Scientific investigations may take many different forms, including observing what things are like or what is happening somewhere, collecting specimens for analysis, and doing experiments.
Learning Goal 2a
Because we expect science investigations that are done the same way to produce the same results, when they do not, it is important to try to figure out why.
Learning Goal 2b
One reason for following directions carefully and for keeping records of one's work is to provide information on what might have caused differences in investigations.
Learning Goal 3a
Scientists' explanations about what happens in the world come partly from what they observe, partly from what they think.
Learning Goal 3bc
Sometimes scientists have different explanations for the same set of observations. That usually leads to their making more observations to resolve the differences.
Learning Goal 4
Scientists do not pay much attention to claims about how something they know about works unless the claims are backed up with evidence that can be confirmed, along with a logical argument.
For Grades: 6-8
Learning Goal 1a
Scientists differ greatly in what phenomena they study and how they go about their work.
Learning Goal 1b
Scientific investigations usually involve the collection of relevant data, the use of logical reasoning, and the application of imagination in devising hypotheses and explanations to make sense of the collected data.
Learning Goal 2ab
If more than one variable changes at the same time in an experiment, the outcome of the experiment may not be clearly attributable to any one variable.
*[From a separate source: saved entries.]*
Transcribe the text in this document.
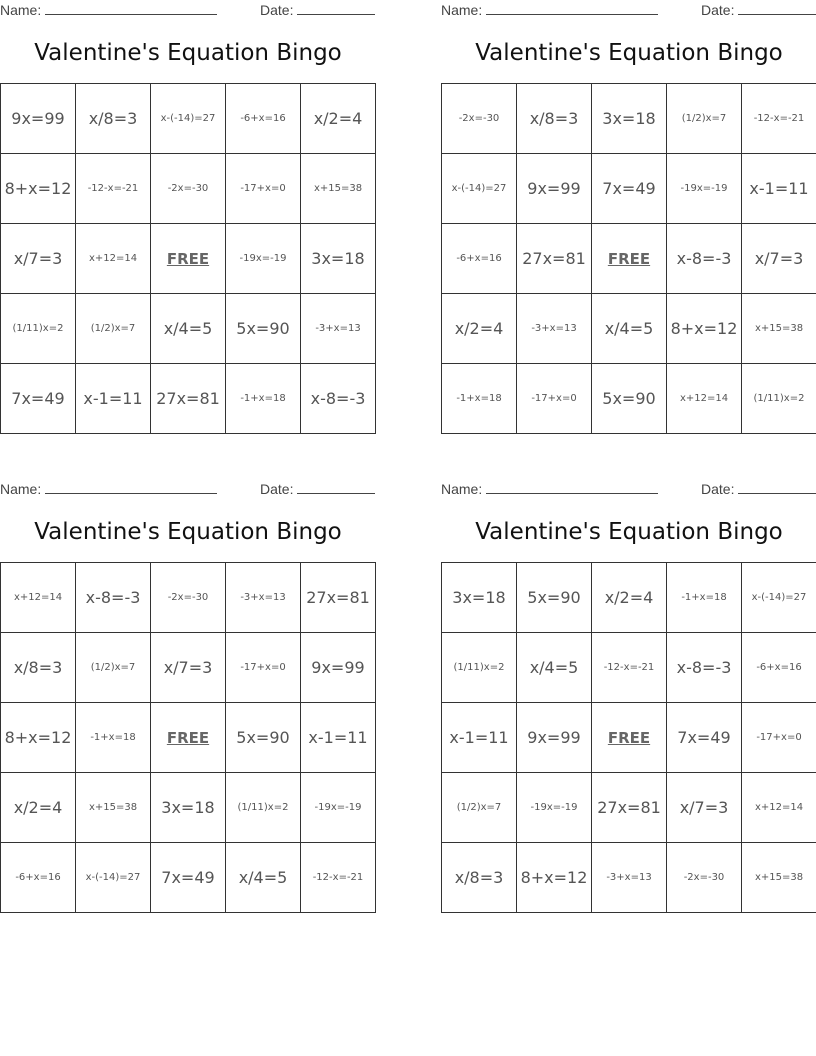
Name:	Date:
Valentine's Equation Bingo
9x=99	x/8=3	x-(-14)=27	-6+x=16	x/2=4
8+x=12	-12-x=-21	-2x=-30	-17+x=0	x+15=38
x/7=3	x+12=14	FREE	-19x=-19	3x=18
(1/11)x=2	(1/2)x=7	x/4=5	5x=90	-3+x=13
7x=49	x-1=11	27x=81	-1+x=18	x-8=-3
Name:	Date:
Valentine's Equation Bingo
-2x=-30	x/8=3	3x=18	(1/2)x=7	-12-x=-21
x-(-14)=27	9x=99	7x=49	-19x=-19	x-1=11
-6+x=16	27x=81	FREE	x-8=-3	x/7=3
x/2=4	-3+x=13	x/4=5	8+x=12	x+15=38
-1+x=18	-17+x=0	5x=90	x+12=14	(1/11)x=2
Name:	Date:
Valentine's Equation Bingo
x+12=14	x-8=-3	-2x=-30	-3+x=13	27x=81
x/8=3	(1/2)x=7	x/7=3	-17+x=0	9x=99
8+x=12	-1+x=18	FREE	5x=90	x-1=11
x/2=4	x+15=38	3x=18	(1/11)x=2	-19x=-19
-6+x=16	x-(-14)=27	7x=49	x/4=5	-12-x=-21
Name:	Date:
Valentine's Equation Bingo
3x=18	5x=90	x/2=4	-1+x=18	x-(-14)=27
(1/11)x=2	x/4=5	-12-x=-21	x-8=-3	-6+x=16
x-1=11	9x=99	FREE	7x=49	-17+x=0
(1/2)x=7	-19x=-19	27x=81	x/7=3	x+12=14
x/8=3	8+x=12	-3+x=13	-2x=-30	x+15=38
It may not always be possible to prevent outside variables from influencing an investigation (or even to identify all of the variables).
Learning Goal 2c
Collaboration among investigators can often lead to research designs that are able to deal with situations where it is not possible to control all of the variables.
Learning Goal 3ab
What people expect to observe often affects what they actually do observe. Strong beliefs about what should happen in particular circumstances can prevent them from detecting other results.
Learning Goal 3cd
Scientists know about the danger of prior expectations to objectivity and take steps to try and avoid it when designing investigations and examining data. One safeguard is to have different investigators conduct independent studies of the same questions.
For Grades: 9-12
Learning Goal 1
Investigations are conducted for different reasons, including to explore new phenomena, to check on previous results, to test how well a theory predicts, and to compare theories.
Learning Goal 2
Hypotheses are widely used in science for choosing what data to pay attention to and what additional data to seek, and for guiding the interpretation of the data (both new and previously available).
Learning Goal 3
Sometimes, scientists can control conditions in order to obtain evidence. When that is not possible, practical, or ethical, they try to observe as wide a range of natural occurrences as possible to discern patterns.
Learning Goal 4
There are different traditions in science about what is investigated and how, but they all share a commitment to the use of logical arguments based on empirical evidence.
Learning Goal 5
Scientists in any one research group tend to see things alike, so even groups of scientists may have trouble being entirely objective about their methods and findings. For that reason, scientific teams are expected to seek out the possible sources of bias in the design of their investigations and in their data analysis. Checking each other's results and explanations helps, but that is no guarantee against bias.
Learning Goal 6a
In the short run, new ideas that do not mesh well with mainstream ideas in science often encounter vigorous criticism.
Learning Goal 6b
In the long run, theories are judged by the range of observations they explain, how well they explain observations, and how useful they are in making accurate predictions.
Learning Goal 7
New ideas in science are limited by the context in which they are conceived; are often rejected by the scientific establishment; sometimes spring from unexpected findings; and usually grow slowly, through contributions from many investigators.
Learning Goal 8
Scientists' nationality, sex, ethnic origin, age, political convictions, and so on may incline them to look for or emphasize one or another kind of evidence or interpretation.
Learning Goal 9
To be useful, a hypothesis should suggest what evidence would support it and what evidence would refute it. A hypothesis that cannot, in principle, be put to the test of evidence may be interesting, but it may not be scientifically useful.
Learning Goal 10
Bias attributable to the investigator, the sample, the method, or the instrument may not be completely avoidable in every instance, but scientists want to know the possible sources of bias and how bias is likely to influence evidence.
Learning Goal 11
To avoid biased observations, scientific studies sometimes use observers who don't know what the results are "supposed" to be.